Preclinical studies indicate that cavity-resident macrophages in the peritoneal and pleural spaces contribute to immunosuppression and cancer progression. While these macrophages typically accumulate on organ surfaces rather than deeply infiltrating into tissues, their behavior and function in tumors remains unclear. Using dual recombinase-mediated genetic lineage tracing in a B16F10 melanoma lung metastasis model, this study demonstrated that pleural cavity macrophages (GATA6+CD45+) infiltrate lung tumors and contribute to a significant proportion of tumor-associated macrophage. Genetic ablation or sequestration of these macrophages markedly suppressed tumor growth, underscoring their pro-tumorigenic function.
To investigate their recruitment, Gata6-iCreER mice were crossed with Cd45-Dre and R26-tdT mice, enabling specific lineage tracing of cavity macrophages. Flow cytometry and immunofluorescence confirmed their infiltration into lung tumors, where they constituted for ~50% of tumor-associated macrophages. Similar observations were made in Hepa1-6 and LLC metastasis models, suggesting a broad role across tumor types.

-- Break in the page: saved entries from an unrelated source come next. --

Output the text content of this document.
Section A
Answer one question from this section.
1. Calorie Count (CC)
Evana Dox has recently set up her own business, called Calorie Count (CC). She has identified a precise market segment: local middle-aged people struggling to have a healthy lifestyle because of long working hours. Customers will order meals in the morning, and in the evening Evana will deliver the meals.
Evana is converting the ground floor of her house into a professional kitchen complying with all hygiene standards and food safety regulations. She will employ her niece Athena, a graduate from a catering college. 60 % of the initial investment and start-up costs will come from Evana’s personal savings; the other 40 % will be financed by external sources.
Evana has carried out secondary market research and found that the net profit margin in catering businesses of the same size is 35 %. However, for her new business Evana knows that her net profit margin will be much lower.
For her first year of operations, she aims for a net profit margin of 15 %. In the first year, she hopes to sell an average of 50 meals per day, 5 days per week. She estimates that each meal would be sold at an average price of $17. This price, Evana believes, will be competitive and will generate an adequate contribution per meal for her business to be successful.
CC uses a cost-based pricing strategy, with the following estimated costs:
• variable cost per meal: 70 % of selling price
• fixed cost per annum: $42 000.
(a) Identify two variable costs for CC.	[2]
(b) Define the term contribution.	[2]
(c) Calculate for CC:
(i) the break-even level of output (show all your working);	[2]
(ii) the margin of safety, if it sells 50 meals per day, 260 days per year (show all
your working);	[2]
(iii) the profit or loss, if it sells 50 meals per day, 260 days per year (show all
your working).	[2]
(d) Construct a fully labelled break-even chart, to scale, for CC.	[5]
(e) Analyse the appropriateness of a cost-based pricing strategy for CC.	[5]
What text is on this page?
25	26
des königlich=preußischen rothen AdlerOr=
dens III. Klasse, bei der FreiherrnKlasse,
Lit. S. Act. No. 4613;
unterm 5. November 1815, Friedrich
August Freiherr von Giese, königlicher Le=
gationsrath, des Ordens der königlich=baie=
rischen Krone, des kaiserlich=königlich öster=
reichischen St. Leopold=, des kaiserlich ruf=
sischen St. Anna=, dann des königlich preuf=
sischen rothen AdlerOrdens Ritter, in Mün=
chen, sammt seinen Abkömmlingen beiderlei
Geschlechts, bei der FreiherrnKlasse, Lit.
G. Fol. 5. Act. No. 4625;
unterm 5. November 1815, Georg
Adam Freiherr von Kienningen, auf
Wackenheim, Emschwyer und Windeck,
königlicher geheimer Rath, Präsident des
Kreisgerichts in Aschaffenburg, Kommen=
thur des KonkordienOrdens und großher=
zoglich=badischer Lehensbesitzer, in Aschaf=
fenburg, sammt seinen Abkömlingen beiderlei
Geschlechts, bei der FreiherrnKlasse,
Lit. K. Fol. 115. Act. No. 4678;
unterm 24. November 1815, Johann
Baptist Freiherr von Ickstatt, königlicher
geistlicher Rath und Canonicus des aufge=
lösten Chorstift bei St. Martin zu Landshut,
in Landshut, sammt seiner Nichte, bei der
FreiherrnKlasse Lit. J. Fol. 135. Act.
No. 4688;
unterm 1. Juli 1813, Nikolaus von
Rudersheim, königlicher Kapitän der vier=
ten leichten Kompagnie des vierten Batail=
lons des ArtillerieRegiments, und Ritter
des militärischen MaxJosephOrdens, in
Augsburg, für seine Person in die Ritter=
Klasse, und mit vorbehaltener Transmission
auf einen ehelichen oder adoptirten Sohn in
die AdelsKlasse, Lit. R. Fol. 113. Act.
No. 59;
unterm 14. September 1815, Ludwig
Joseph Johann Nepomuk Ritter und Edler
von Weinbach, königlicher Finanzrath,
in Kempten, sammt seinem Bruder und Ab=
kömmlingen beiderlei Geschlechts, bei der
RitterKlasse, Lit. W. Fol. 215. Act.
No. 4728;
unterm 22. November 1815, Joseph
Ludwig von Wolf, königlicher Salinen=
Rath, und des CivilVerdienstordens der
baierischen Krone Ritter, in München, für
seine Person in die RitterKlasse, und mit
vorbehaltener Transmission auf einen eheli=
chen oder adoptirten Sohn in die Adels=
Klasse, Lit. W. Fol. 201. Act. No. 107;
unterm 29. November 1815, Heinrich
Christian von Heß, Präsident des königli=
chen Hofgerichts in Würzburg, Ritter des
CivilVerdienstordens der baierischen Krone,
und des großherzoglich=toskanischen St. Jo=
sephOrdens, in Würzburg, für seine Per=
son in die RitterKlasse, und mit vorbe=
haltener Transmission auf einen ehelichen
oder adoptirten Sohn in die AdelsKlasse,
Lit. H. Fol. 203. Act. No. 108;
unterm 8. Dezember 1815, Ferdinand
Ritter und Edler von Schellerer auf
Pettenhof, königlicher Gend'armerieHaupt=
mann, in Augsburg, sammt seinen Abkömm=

To assess functional relevance, a Gata6-RSR-tdT-DTR mouse model was developed for diphtheria toxin (DT)-mediated macrophage depletion. DT treatment significantly reduced tumor burden and extended survival, confirming their pro-tumor effects. Gata6 knockout in cavity macrophages significantly suppressed metastasis. However, cell depletion after tumor establishment showed limited efficacy, indicating their primary role in early tumor growth.
Mechanistically, macrophage depletion increased cytotoxic CD8+ T cells in tumors and pleural cavities, suggesting that cavity macrophages suppress anti-tumor immunity. These findings establish cavity macrophages as key drivers of tumor progression and propose their targeting as a potential therapeutic strategy. Further research is needed to elucidate the molecular mechanisms driving their migration and immunosuppressive functions.